24 de mar. de 2007

Quando a arte se sublima em violência


"Na época de Homero, a humanidade oferecia-se em espetáculo aos deuses olímpicos; agora, ela se transforma em espetáculo para si mesma. Sua auto-alienação atingiu o ponto que lhe permite viver sua própria destruição com o prazer estético de primeira ordem. Eis a estetização da política, como a prática o fascismo."
Walter Benjamin

O filme Construção de Cristiano Burlan, participante da competição brasileira do Festival "É Tudo Verdade", pretendia valorizar a memória dos trabalhadores da construção civil, mas seu inusitado apelo estético resultou numa violenta reificação das relações de trabalho. Sua memória, se pretendia transformar o olhar dos que dela compartilharam, apenas ratificou a distância existente entre a memória dos oprimidos e o grosso das manifestações culturais existentes.

Por "apelo estético", entende-se as demoradas imagens de efeito das redes de proteção dos prédios, das sombras feitas por janelas em construção, de dutos de água e outros lugares esvaziados da construção civil. Procuravam com essas cenas o belo das construções? Ou os operários que dela estavam ou ausentes ou em posição secundária? O som, aspecto muito importante de uma produção audiovisual, foi utilizado apenas pelas máquinas e pelos silêncios que o filme mesmo imputou a algumas cenas.

A aproximação da câmera calou os operários. Quem já viu uma reforma miníma em seu próprio prédio, sabe do potencial comunicativo dos trabalhadores, de suas cantorias, suas piadas e histórias - muito mais interessantes do que a pobre vida luxuosa dos apartamentos. Mas o filme preferiu calá-los com a sua câmera documental, ou melhor, esteticamente documental, pois queriam mesmo captar acrobacias artísticas, valendo-se da instrumentalização de uma construção civil.

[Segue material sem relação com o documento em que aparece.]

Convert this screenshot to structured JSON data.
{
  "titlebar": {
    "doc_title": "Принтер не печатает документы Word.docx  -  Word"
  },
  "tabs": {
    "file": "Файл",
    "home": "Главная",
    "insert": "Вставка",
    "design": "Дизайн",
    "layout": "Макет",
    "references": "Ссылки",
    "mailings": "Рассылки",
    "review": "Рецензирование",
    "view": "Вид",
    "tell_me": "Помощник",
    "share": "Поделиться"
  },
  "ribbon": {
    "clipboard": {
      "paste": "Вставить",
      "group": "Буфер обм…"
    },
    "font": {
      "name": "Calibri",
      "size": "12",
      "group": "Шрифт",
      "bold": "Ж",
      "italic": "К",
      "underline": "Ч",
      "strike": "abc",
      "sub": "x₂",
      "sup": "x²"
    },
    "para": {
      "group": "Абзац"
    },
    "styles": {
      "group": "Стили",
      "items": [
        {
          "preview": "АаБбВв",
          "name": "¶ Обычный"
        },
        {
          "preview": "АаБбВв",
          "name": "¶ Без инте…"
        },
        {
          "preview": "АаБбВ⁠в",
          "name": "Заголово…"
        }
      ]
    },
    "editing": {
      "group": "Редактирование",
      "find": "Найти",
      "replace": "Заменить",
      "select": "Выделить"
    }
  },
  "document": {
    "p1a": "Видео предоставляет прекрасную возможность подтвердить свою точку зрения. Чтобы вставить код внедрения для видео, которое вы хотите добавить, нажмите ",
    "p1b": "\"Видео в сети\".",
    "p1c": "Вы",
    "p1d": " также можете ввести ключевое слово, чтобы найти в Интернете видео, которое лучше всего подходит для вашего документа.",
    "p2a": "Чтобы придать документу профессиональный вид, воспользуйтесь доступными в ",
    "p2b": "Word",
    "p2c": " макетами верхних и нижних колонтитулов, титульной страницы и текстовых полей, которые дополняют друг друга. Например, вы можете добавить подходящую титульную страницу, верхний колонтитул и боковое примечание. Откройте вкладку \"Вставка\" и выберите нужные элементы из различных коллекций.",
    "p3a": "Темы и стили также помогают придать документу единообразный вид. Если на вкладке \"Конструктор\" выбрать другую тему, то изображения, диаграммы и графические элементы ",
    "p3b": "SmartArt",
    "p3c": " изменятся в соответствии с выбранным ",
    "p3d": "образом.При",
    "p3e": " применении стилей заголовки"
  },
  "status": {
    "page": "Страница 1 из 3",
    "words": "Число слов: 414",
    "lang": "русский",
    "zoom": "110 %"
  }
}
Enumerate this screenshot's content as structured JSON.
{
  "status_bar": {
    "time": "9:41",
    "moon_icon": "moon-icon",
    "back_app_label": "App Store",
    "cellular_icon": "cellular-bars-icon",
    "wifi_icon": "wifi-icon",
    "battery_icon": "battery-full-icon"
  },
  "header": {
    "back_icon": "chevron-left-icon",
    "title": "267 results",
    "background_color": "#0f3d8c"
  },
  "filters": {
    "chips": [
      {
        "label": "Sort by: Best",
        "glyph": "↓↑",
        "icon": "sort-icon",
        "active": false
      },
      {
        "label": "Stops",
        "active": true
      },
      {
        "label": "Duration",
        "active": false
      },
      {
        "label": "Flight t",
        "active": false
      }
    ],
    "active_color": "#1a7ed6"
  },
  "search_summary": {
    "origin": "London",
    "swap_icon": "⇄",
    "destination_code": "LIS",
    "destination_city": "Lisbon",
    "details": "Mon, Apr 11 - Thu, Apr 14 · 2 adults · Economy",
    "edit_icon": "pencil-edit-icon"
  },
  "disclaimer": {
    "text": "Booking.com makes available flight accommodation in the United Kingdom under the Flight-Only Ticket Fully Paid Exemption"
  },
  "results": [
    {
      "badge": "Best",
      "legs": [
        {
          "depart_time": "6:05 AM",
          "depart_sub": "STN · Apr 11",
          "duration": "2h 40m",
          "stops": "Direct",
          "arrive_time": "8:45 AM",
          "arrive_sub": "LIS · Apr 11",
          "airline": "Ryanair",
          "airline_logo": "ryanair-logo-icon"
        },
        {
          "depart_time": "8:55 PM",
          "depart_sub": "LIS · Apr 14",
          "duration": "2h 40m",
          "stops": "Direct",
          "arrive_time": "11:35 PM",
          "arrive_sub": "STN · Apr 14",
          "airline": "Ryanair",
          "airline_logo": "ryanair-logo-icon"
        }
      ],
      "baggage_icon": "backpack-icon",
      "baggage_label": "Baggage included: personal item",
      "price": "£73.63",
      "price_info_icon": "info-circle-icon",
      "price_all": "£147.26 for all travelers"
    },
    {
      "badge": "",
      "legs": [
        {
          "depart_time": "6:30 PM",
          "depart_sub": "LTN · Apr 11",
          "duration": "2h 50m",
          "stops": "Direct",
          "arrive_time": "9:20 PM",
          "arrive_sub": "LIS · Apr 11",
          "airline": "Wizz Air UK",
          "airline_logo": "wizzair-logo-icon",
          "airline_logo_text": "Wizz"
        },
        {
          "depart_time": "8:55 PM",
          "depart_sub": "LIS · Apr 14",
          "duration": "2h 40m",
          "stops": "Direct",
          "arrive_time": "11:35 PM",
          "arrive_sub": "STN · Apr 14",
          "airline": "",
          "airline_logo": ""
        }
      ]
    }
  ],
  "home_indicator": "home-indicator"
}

Mas, por que não há depoimentos dos operários? Será que o filme acredita que a voz deles não é importante? Ou por puro desleixo estético, somente porque fazer um filme de depoimentos é algo já realizando e se queria fazer uma "arte nova"? Seja lá o que for, a composição dessa memória dos operários está mais próxima de Marinetti e da sedução pela beleza da violência, da guerra e da técnica.

Momento emblemático: o diretor ao perceber que os operários não cabiam no quadro, sugere uma posição como "time de futebol" para que caibam na imagem. Os operários atendem e devem estar se perguntando o que diabos é aquilo e para que serve. "Por que nos querem parados na frente de uma câmera?" perguntariam.

O abismo existente entre os que constroem as casas e os que moram nela continua, prosseguem sem se conhecer, já que o filme os grava como a National Geographic filma leões numa selva. Animais selvagens só encaram as câmeras, mas homens dignos de história narram suas vidas. Quero acreditar que esse filme feito de silêncios, imagens de fruição estética e de reificação da realidade dura e cruel da construção civil foi só um equívoco ingênuo, um lapso estético, pois ele é, de fato, uma violência contra a memória dos operários.

Um adicional de brutalidade e violência que a memória dos trabalhadores no Brasil já possui de sobra e não precisa de mais contribuições.